The latest data come from the National Center for Education Statistics’ (NCES) School Survey on Crime and Safety, a nationally representative survey of about 4,800 public K-12 schools. The study was conducted from Feb. 15 to July 19 of 2022, as the American Academy of Pediatricians, the U.S. Surgeon General and other officials warned that rising rates of depression, anxiety and other new or exasperated mental health problems among child and adolescent had become a public health emergency.
“These critically important data reveal some of the challenges public schools face in keeping the focus on teaching and learning, such as violence, drug use, and bullying,” NCES Commissioner Peggy G. Carr said in a statement. “At the same time, we gain insights into ways public schools are stepping up with supports beyond academics, such as the finding that nine in 10 public schools increased social and emotional supports for students.”
School violence and crime
- Sixty-seven percent of public schools reported a violent crime such as a fight on campus in 2021–22, down from 71 percent in 2017–18, but 3 percent of public schools reported hate crimes in 2022 — a 1 percentage point-increase from the prior two years.
- Nonviolent crime like theft or drug possession fell 6 percentage points during the same period, as did violent crime across elementary and high schools, but 90 percent of middle schools reported at least one violent incident in 2021–22.
- High schools reported fewer criminal incidents in 2021–22 compared to 2017–18, particularly for drug offenses. About 71 percent of high schools reported at least one incident of distribution, possession or use of illegal drugs in 2021–22 — a significant drop when compared with 2017–18 (76 percent) and 2019–20 (77 percent).
- The two factors most often reported as limiting efforts in schools to reduce or prevent crime “in a major way” were a lack of or inadequate alternative placements or programs for disruptive students (30 percent) and inadequate funding (27 percent).
Bullying, online and in person
- Middle schools were significantly more likely than other schools to report at least weekly bullying incidents compared to other grade levels — 28 percent reported bullying and 37 percent reported cyberbullying.
- 15 percent of high schools and 10 percent of elementary schools reported bullying on campus taking place at least once per week in 2021–22, with cyberbullying at or away from school on a weekly basis reported at 25 percent of high schools and 6 percent of elementary schools.
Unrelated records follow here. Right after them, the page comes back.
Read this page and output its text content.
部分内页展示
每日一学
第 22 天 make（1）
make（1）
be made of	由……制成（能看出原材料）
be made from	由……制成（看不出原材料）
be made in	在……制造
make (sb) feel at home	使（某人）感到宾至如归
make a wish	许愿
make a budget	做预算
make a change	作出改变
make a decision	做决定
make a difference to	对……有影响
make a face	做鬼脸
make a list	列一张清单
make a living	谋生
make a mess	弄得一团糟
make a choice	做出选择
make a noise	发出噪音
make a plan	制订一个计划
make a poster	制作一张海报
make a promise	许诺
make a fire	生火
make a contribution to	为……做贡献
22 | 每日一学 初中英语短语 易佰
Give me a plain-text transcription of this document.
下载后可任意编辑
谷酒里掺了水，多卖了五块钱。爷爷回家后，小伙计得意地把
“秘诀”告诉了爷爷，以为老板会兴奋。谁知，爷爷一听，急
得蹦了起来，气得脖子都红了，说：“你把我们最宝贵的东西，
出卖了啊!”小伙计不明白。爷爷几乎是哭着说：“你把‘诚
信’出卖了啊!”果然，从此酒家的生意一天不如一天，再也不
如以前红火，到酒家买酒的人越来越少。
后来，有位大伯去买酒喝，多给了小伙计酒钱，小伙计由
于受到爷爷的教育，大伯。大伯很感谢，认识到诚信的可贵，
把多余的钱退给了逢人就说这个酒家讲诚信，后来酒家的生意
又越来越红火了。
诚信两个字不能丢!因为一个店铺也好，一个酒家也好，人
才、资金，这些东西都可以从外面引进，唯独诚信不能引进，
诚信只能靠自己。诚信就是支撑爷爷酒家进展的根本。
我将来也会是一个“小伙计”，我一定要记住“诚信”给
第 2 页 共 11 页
- In 2021–22, 87 percent of elementary schools, 77 percent middle schools, 70 percent of schools with other grades combined and 43 percent of high schools reported having policies that prohibited the nonacademic use of cellphones in school.
Supports for students
- 59 percent of public schools said they engaged in restorative practices with their students in 2021–22, a drastic increase from 42 percent in 2017–18.
- About 90 percent of schools offered individual mentoring, tutoring or coaching of students by adults.
- 49 percent of schools provided diagnostic mental health assessments in 2021–22 to evaluate students for mental health disorders, down from 55 percent in 2019–20. A similar decline was found in the percentage of schools that reported providing treatment to students for mental health disorders — 38 percent in 2021–22 compared to 42 percent in 2019–20.
Safety and security practices
- About 46 percent of traditional public schools in 2021–22 had school resource officers, while 25 percent reported having security officers or security personnel.
- 92 percent of schools said they had a formal plan to prepare for and respond to multi-country or worldwide pandemic disease during the 2021–22 school year. Additionally, schools had written plans describing the procedures to be performed in various other crisis scenarios including active shooters (96 percent), natural disasters (96 percent), suicide threats or incidents (94 percent) and bomb threats (92 percent).